Gamifying 3D Scanning

Week 5: Session Logistics & Basic Mesh Networking Demo

05 May 2016

This week, we concluded the networking and logistical aspects of the implementation. As a result of this, we are now are able to create sessions, add players, send meshes from the Hololens to the server, and broadcast a mesh from the server to all Hololenses. We have built a basic demo on top of this implenentation which displays the same (coordinate system-aligned) mesh across multiple Hololens overlayed on the real world.


We’ve successfully implemented mesh transfer in both directions (to and from the Hololens). The Hololens can, on command, send a collection of submeshes of the scene to the server, as well as the appropriate timestamps. The Hololens can also request a mesh from the server.

Session Logistics & Coordinate System Alignment

We’ve extended the game loop handler to incorporate session handling (i.e. anchor point generation, player joining, sending anchor points to new players).

Mesh alignment & Analysis

Hamid did an experiment for mesh alignment in the server side. For simulating the multiplayer mesh alignment we capture the mesh from two different hololens devices and intentionally try to miss different parts of the scene in each of two hololens devices. Then, four point pairs between meshes are used for initial rough alignment between two meshes (this will be replaced with the anchor point handling and shared-coordinate system in multiplayer session). Once we have the initial alignment between two meshes, we run ICP for finer and more accurate alignment of two meshes. The merged result of final alignment is shown in the following 3D model.


Our demo currently allows the user to explore the scene, and as the Hololens’ internal model is updated, the mesh is periodically sent to the server. The demo application constantly displays the global mesh as it exists on the server.
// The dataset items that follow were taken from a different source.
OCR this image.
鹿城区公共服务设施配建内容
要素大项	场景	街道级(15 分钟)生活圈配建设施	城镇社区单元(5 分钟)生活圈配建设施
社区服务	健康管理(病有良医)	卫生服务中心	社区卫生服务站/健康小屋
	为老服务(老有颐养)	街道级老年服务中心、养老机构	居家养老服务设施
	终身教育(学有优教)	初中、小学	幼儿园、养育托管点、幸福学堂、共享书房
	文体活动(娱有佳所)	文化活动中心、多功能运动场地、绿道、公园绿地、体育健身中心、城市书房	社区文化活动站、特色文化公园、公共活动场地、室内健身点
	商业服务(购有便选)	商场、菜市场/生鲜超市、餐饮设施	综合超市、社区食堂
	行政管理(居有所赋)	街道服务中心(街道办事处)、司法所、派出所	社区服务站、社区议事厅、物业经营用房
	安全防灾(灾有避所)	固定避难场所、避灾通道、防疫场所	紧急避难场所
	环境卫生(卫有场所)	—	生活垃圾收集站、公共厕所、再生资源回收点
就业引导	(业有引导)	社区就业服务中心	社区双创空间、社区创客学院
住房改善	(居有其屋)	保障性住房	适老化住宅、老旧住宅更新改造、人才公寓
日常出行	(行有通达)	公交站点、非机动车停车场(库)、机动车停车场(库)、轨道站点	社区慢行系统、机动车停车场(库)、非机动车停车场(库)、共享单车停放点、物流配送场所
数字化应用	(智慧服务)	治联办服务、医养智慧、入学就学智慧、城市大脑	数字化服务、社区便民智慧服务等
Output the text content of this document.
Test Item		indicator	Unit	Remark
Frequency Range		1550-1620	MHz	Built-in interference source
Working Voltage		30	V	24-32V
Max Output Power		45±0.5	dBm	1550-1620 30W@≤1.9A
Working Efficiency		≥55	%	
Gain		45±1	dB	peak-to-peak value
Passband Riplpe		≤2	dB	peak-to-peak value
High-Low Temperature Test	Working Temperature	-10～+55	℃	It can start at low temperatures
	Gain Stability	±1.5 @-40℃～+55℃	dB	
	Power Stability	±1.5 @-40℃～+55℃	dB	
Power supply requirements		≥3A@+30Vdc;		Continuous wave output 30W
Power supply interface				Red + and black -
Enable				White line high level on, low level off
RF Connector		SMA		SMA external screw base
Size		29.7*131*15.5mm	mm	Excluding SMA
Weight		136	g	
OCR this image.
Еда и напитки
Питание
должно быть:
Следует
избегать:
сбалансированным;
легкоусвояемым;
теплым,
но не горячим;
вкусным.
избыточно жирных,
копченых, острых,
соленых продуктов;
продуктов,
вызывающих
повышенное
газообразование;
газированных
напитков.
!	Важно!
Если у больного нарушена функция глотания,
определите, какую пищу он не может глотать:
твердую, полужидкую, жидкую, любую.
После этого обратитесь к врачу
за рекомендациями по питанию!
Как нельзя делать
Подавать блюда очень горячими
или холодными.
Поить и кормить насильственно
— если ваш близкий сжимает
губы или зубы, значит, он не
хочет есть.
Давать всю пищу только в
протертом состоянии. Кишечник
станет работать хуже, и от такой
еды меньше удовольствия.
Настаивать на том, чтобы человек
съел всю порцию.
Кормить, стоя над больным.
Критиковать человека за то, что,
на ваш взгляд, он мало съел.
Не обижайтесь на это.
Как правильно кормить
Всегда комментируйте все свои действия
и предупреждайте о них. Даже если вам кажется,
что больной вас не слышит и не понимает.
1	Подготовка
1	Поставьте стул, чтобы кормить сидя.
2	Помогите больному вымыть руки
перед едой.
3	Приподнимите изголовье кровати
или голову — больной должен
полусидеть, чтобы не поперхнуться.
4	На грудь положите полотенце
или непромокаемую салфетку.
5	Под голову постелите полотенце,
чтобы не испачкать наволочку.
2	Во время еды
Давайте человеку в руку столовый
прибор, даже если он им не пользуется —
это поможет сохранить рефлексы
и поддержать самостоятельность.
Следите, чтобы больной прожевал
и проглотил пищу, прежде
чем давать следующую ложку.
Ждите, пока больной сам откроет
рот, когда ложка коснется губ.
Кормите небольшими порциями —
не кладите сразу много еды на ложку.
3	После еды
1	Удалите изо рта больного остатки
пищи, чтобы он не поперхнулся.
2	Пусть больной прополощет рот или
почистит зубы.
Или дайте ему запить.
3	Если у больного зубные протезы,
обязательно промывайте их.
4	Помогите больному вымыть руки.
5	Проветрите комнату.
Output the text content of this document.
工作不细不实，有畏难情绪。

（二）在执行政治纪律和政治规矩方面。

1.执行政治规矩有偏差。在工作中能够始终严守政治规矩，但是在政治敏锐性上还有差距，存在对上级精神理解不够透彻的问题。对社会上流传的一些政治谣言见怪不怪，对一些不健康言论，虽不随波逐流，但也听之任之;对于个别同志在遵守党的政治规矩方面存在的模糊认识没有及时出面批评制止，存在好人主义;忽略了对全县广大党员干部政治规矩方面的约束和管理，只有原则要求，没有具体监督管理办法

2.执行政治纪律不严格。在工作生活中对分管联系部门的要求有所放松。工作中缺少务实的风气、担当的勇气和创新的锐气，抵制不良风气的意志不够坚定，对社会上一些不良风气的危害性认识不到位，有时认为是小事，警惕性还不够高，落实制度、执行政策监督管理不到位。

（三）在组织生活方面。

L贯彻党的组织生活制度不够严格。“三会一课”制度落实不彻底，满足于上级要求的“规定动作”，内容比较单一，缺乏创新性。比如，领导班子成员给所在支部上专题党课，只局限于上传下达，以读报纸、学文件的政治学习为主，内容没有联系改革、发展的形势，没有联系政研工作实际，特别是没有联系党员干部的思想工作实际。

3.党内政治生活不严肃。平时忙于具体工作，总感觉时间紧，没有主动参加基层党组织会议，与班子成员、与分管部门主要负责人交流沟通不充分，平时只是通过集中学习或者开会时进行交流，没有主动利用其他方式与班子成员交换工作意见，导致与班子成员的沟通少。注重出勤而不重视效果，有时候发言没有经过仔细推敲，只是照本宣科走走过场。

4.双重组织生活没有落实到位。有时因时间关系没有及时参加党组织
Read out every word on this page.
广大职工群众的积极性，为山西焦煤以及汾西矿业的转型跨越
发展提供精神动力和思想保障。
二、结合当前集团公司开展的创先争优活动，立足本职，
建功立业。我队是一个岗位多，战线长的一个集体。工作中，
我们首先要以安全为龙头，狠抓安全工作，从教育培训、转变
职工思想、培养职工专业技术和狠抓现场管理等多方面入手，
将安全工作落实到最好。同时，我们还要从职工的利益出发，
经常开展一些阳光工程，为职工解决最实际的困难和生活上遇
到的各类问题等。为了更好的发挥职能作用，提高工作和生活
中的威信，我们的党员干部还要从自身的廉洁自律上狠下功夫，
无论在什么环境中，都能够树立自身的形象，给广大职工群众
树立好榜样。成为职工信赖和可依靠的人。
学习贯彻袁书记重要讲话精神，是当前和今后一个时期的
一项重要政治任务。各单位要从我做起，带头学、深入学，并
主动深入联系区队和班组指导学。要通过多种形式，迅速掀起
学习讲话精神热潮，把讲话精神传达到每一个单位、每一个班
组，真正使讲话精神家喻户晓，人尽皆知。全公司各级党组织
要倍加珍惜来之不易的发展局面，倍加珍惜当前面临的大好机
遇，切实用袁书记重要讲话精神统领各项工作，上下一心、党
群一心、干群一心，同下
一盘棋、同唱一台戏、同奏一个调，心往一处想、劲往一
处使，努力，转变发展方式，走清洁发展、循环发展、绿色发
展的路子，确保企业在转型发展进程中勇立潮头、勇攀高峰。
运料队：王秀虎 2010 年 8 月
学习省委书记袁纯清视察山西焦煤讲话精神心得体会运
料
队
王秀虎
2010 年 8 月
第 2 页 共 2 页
So, when multiple players are connected to the server, the mesh shown will include regions scanned by all of the Hololenses.

The current version of the demo doesn’t include any gameplay elements. We have also yet to find a way to easily delete the internal Hololens model of the scene, which causes problems, because the scene will appear to have been scanned by all Hololenses prior to receiving a new one from the server. We are currently clearing the mesh by resetting the device to factory settings. This is very time consuming and very inefficient. For our demo to have full effect, it will be important that we find at least a slightly easier way of doing this.


  • Game loop (placement of a sphere somewhere in the scene, move it when user clicks on it)

  • Piping the mesh from the server to our external mesh analysis application and back. This needs to be done quickly enough such that the model in each of the Hololenses are not inconsistent for too long.

  • Analyzing the aligned meshes to produce a list of candidate positions for the object to be placed

  • Animations, better 3D models, other game elements

PRD Discrepancy

By week 5, we estimated that we would be done with the gameplay system, the region selection, and a single-player demo. In reality, we have completed the gameplay system, which consists of coordinate system alignment, anchor point handling, session and player management, and mesh sending/receiving, but have yet to implement the region selection. The reason for this is that we have yet to connect the two components we’ve been working on (mesh analysis in Hamid’s code + mesh networking from our server). This should be an easy addition, and is one of the next steps.
While there’s currently a difference between our progress and the goals set in the PRD, this doesn’t mean we’ve fallen behind on per-week goals, and instead have just reordered a number of tasks in order to pipeline the remainder of development. Below is a summary of modifications we’ve made to our goals:

Things we planned to have done by now, but will be doing later:

  • A single player demo. This is because working on the technical components of mesh alignment and hole/inconsistent region detection requires having multiple aligned Hololens meshes of the same regions, so we implemented the anchor point and shared-coordinate system handling first, to make sure we have the proper data. As a result of this, once we have the basic game loop in place, running a single player demo will be the same as running a multiplayer one.

Things we planned to do later, but have done already:

  • Integrated game using mesh alignment from multiple clients. See above..

Things we didn’t have on the PRD, but realized we needed to do:

  • Multiplayer session handling and anchor point management. This is crucial to get an initial estiamte for the mesh alignment, and to ensure the coordinate systems are aligned in the internal Hololens model.

TL;DR: we’re not as far from reaching our goals as it might seem from the fact that we don’t have a gameplay demo.